Title: Celestial Bodies
Author: Jokha Alharthi
Translated from the Arabic by Marilyn Booth
Publisher: Sandstone Press
Genre: Literary Fiction
Rating: 4 stars
One thing about being on any shadow panel of any literary award is that you by default get to read great diverse literature. Being on the shadow panel of Man Booker International Prize for two years now has made my literary life so to say not only enriching but also illuminating. It has made me see perspectives, change opinions, remain steadfast about some opinions, and over all made me interact with people across the world about literature and life.
This time around, Celestial Bodies from the long and the short list is that one book that enriched my reading life and to a very large extent made me see lives that weren’t otherwise known to me. Anyway, back to Celestial Bodies. This is one of the top three books I am rooting for, for the win that is. It is a story of womanhood – of it means to the women in the book and to the society that has built structures of patriarchy to be followed. At the same time, it is about the changing socio-economic structures and how those impact the family.

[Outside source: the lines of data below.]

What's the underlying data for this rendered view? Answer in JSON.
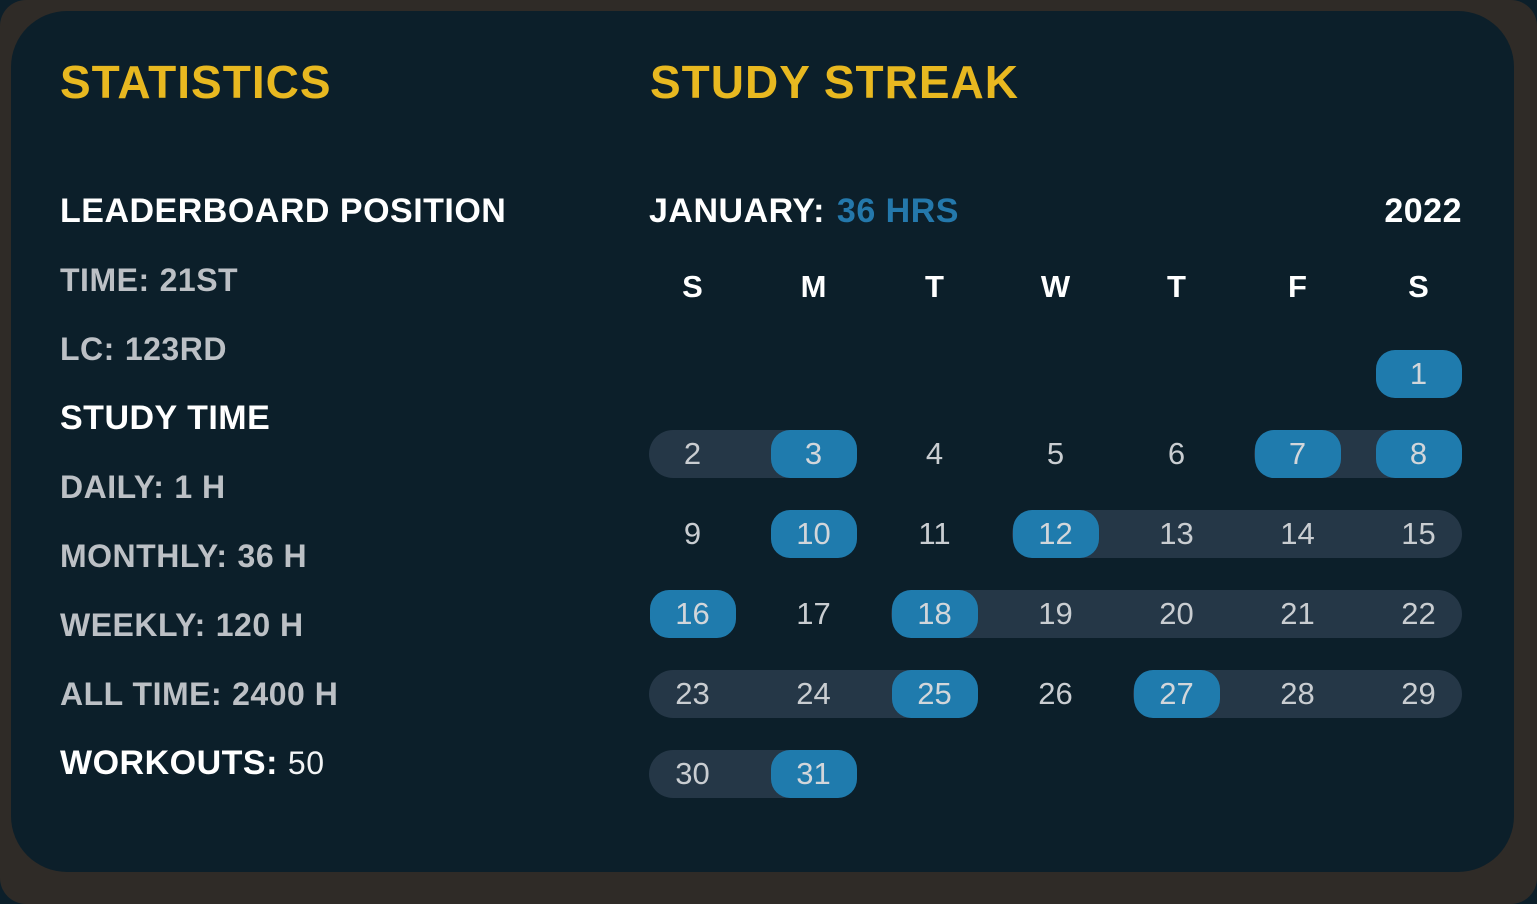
{
  "colors": {
    "frame": "#2F2B27",
    "card_background": "#0C1F2A",
    "accent_yellow": "#E8B820",
    "accent_blue": "#2478AB",
    "studied_pill_blue": "#1F7BAD",
    "streak_band": "#253747",
    "heading_text": "#FFFFFF",
    "muted_text": "#BCC0C5",
    "day_text": "#C9CDD1"
  },
  "statistics": {
    "title": "STATISTICS",
    "lines": [
      {
        "name": "leaderboard-position-heading",
        "variant": "heading",
        "label": "LEADERBOARD POSITION",
        "value": ""
      },
      {
        "name": "leaderboard-time-rank",
        "variant": "muted",
        "label": "TIME:",
        "value": "21ST"
      },
      {
        "name": "leaderboard-lc-rank",
        "variant": "muted",
        "label": "LC:",
        "value": "123RD"
      },
      {
        "name": "study-time-heading",
        "variant": "heading",
        "label": "STUDY TIME",
        "value": ""
      },
      {
        "name": "study-time-daily",
        "variant": "muted",
        "label": "DAILY:",
        "value": "1 H"
      },
      {
        "name": "study-time-monthly",
        "variant": "muted",
        "label": "MONTHLY:",
        "value": "36 H"
      },
      {
        "name": "study-time-weekly",
        "variant": "muted",
        "label": "WEEKLY:",
        "value": "120 H"
      },
      {
        "name": "study-time-alltime",
        "variant": "muted",
        "label": "ALL TIME:",
        "value": "2400 H"
      },
      {
        "name": "workouts-count",
        "variant": "mixed",
        "label": "WORKOUTS:",
        "value": "50"
      }
    ]
  },
  "streak": {
    "title": "STUDY STREAK",
    "month_label": "JANUARY:",
    "month_hours": "36 HRS",
    "year": "2022",
    "day_headers": [
      "S",
      "M",
      "T",
      "W",
      "T",
      "F",
      "S"
    ],
    "weeks": [
      {
        "bands": [],
        "days": [
          {
            "num": "1",
            "col": 7,
            "studied": true
          }
        ]
      },
      {
        "bands": [
          {
            "from": 1,
            "to": 2
          },
          {
            "from": 6,
            "to": 7
          }
        ],
        "days": [
          {
            "num": "2",
            "col": 1,
            "studied": false
          },
          {
            "num": "3",
            "col": 2,
            "studied": true
          },
          {
            "num": "4",
            "col": 3,
            "studied": false
          },
          {
            "num": "5",
            "col": 4,
            "studied": false
          },
          {
            "num": "6",
            "col": 5,
            "studied": false
          },
          {
            "num": "7",
            "col": 6,
            "studied": true
          },
          {
            "num": "8",
            "col": 7,
            "studied": true
          }
        ]
      },
      {
        "bands": [
          {
            "from": 4,
            "to": 7
          }
        ],
        "days": [
          {
            "num": "9",
            "col": 1,
            "studied": false
          },
          {
            "num": "10",
            "col": 2,
            "studied": true
          },
          {
            "num": "11",
            "col": 3,
            "studied": false
          },
          {
            "num": "12",
            "col": 4,
            "studied": true
          },
          {
            "num": "13",
            "col": 5,
            "studied": false
          },
          {
            "num": "14",
            "col": 6,
            "studied": false
          },
          {
            "num": "15",
            "col": 7,
            "studied": false
          }
        ]
      },
      {
        "bands": [
          {
            "from": 3,
            "to": 7
          }
        ],
        "days": [
          {
            "num": "16",
            "col": 1,
            "studied": true
          },
          {
            "num": "17",
            "col": 2,
            "studied": false
          },
          {
            "num": "18",
            "col": 3,
            "studied": true
          },
          {
            "num": "19",
            "col": 4,
            "studied": false
          },
          {
            "num": "20",
            "col": 5,
            "studied": false
          },
          {
            "num": "21",
            "col": 6,
            "studied": false
          },
          {
            "num": "22",
            "col": 7,
            "studied": false
          }
        ]
      },
      {
        "bands": [
          {
            "from": 1,
            "to": 3
          },
          {
            "from": 5,
            "to": 7
          }
        ],
        "days": [
          {
            "num": "23",
            "col": 1,
            "studied": false
          },
          {
            "num": "24",
            "col": 2,
            "studied": false
          },
          {
            "num": "25",
            "col": 3,
            "studied": true
          },
          {
            "num": "26",
            "col": 4,
            "studied": false
          },
          {
            "num": "27",
            "col": 5,
            "studied": true
          },
          {
            "num": "28",
            "col": 6,
            "studied": false
          },
          {
            "num": "29",
            "col": 7,
            "studied": false
          }
        ]
      },
      {
        "bands": [
          {
            "from": 1,
            "to": 2
          }
        ],
        "days": [
          {
            "num": "30",
            "col": 1,
            "studied": false
          },
          {
            "num": "31",
            "col": 2,
            "studied": true
          }
        ]
      }
    ]
  }
}
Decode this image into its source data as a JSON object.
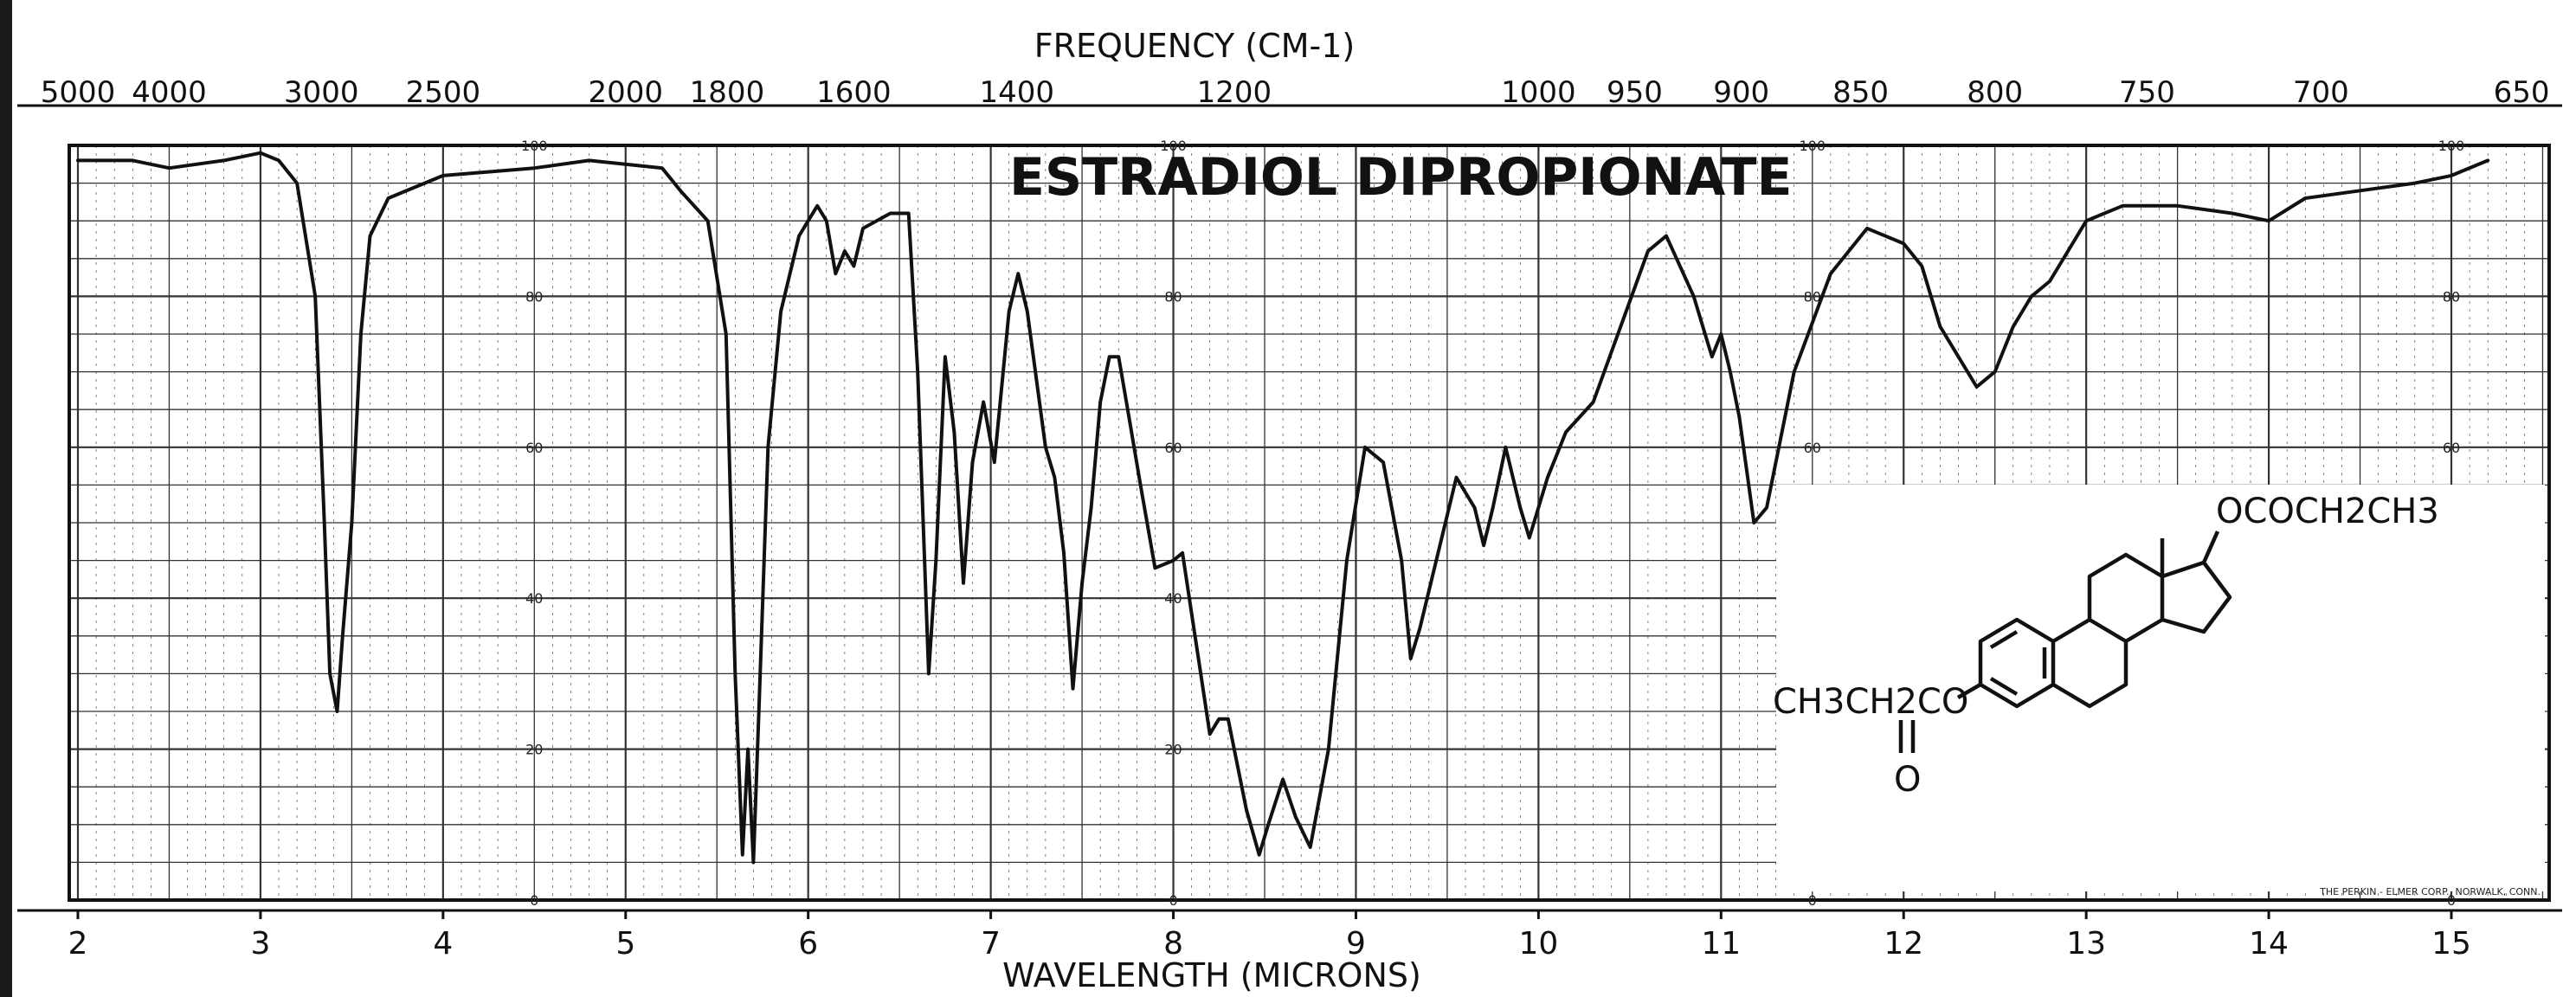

There is Maya, the eldest daughter of the family who prefers not to challenge what the family expects of her and agrees to marry the son of a rich merchant. The second one, Asma seeks an education. The youngest daughter, Khawla insists on waiting for her cousin who has told her that he will be his partner. All he does is immigrate to Canada and all her hopes are dashed. The younger generation then moves to Muscat and there also their lives are not easy. At the same time, the book is also about the men, whom we get to know of as we go along – Maya’s husband, his father, and not to forget the slave system at play which bothered me greatly as I was reading the book.
There is a lot going on in the book – from the emancipation of women to what men feel to the social structure of Oman, and also not to forget the younger generation. Alharthi packs all of it together tightly and not once do you feel that the strands of any story are left untended to. From the village of al-Awafi (fictional by the way) to Muscat, each phase and turn of events is seen through different eyes – sometimes unbelievable and others completely heartbreaking. The writing is empathetic for sure, and yet doesn’t shy from the grim reality of the world of patriarchy, in a land ruled by men.
Marilyn Booth’s translation is on point. It isn’t easy to translate a book of multiple narrations and sometimes also leaning toward stream of consciousness (mildly). Celestial Bodies has the dreamlike quality to it, without being superficial or flimsy and that’s what you take as a reader – the inherent story, the characters, and what you end up feeling.